“Surely these must please her,” I said to myself, as I put the last saucerful on the table, and stepped back to see the result of my work.
“They certainly will, Janet,” said George Hammond, who had entered behind me. “How well you have worked, and how pleasant everything looks! Esther will be so much obliged to you. She is just below, in the boat. Will you not come with me and help her up the bank?”
But I hung back, bashful and frightened, while he called some of the men to his assistance, and, hurrying down to the river, landed the boat, and was presently seen walking toward the house with a lady leaning upon his arm. I saw her from the window.
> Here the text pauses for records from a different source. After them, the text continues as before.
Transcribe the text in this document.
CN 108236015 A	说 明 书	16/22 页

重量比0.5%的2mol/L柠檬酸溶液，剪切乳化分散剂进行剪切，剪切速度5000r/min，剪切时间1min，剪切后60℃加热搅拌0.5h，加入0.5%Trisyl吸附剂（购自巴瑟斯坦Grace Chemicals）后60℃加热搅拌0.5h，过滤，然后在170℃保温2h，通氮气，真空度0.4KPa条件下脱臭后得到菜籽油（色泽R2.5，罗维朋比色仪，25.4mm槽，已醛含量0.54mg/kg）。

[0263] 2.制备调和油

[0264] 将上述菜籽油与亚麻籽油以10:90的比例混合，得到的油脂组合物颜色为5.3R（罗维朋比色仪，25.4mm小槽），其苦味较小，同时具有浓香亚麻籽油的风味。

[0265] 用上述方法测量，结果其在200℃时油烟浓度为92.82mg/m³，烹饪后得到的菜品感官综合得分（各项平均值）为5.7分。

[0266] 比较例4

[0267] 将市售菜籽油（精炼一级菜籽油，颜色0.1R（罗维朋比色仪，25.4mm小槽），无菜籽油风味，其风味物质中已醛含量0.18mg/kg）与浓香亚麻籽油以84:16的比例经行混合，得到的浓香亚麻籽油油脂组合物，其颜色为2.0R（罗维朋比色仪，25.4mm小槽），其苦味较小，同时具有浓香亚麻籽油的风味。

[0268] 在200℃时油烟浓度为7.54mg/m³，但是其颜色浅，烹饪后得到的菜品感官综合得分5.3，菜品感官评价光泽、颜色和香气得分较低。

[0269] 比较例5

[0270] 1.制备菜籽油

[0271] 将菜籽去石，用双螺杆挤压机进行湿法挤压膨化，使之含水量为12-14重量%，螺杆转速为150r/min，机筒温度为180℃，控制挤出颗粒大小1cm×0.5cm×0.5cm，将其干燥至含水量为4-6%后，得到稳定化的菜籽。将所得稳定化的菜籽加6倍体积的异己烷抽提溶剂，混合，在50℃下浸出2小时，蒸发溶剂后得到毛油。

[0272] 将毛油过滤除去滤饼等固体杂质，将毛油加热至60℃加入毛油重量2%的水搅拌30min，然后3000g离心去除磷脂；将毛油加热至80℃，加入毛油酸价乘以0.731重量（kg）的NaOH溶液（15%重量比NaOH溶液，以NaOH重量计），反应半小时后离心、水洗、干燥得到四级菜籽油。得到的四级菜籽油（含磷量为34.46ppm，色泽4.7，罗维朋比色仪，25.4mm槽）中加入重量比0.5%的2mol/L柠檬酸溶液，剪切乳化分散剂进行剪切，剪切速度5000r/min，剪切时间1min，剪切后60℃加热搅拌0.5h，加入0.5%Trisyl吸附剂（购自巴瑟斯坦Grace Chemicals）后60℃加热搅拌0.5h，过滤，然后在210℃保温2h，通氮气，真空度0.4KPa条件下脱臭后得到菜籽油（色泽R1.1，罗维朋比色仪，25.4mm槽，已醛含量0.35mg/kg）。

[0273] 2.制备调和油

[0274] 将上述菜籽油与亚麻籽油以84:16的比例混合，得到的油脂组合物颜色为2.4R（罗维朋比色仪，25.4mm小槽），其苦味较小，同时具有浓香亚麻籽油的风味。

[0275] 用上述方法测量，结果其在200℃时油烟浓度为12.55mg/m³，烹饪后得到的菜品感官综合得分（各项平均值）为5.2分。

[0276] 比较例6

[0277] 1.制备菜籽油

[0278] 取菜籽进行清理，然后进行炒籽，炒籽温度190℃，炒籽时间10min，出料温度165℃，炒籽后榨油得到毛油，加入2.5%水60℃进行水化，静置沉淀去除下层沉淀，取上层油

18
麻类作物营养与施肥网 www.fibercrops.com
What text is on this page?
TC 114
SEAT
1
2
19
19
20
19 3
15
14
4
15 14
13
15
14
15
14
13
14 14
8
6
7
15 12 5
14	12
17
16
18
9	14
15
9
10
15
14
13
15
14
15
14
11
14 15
A tall, dignified woman, with a face—yes, beautiful, certainly, for there were the regular features, the dark eyes, with their straight brows, the heavy, dark hair, parted over the fair, smooth forehead, but so quiet, so cold, so almost haughty, that my heart stood still with an undefined alarm.
She came in and sat down in one of the chairs without taking the least notice of me. Mr. Hammond spoke,—
“This is Janet Rainsford, my little friend that I told you of, Esther. I hope you will be as good friends as we have been. She will show you every beautiful place around the country, and make you acquainted with the people, too.”
Miss Hammond looked at me with a steadiness of gaze under which my eyes sank.
“I shall not trouble the young person much, since I shall only walk when you can go with me; and as for the people, it is not necessary for me to know them, I suppose.”
George Hammond bit his lip.
“Janet has taken great pains to put everything in order for us here. I should hardly know the room, it is so improved since I left it this morning.”
“She is very kind,” said his sister, languidly; “but, George, how horribly this furniture is arranged,—the sofa across the window, the centre-table in the corner!”
“Oh, you will have plenty of time to arrange it, Esther. Come, let me show you your own room; you will want to rest while your Dutch girl—what’s her name? Catrine?—gets us something to eat.”
Miss Hammond followed her brother to her room, while, mortified and angry with her, with myself, I escaped from the house, jumped into my skiff, and hardly stopped to breathe till I had reached my own little garret. I flung myself on my bed, and burst into bitter tears of resentment and despair. So, after all my pains, after my endeavors to improve myself, after all I had done, I was not worth the notice of a real lady. I supposed I was an uncouth, awkward girl, disagreeable enough to her; she would not want to see me near her. All I had done was miserable; it would have been better to let things alone. I never would go near her again,—that was certain,—she should not be troubled by me;—and my tears fell hot and fast upon my pillow. Then came my old sullenness. Why was she any better than I?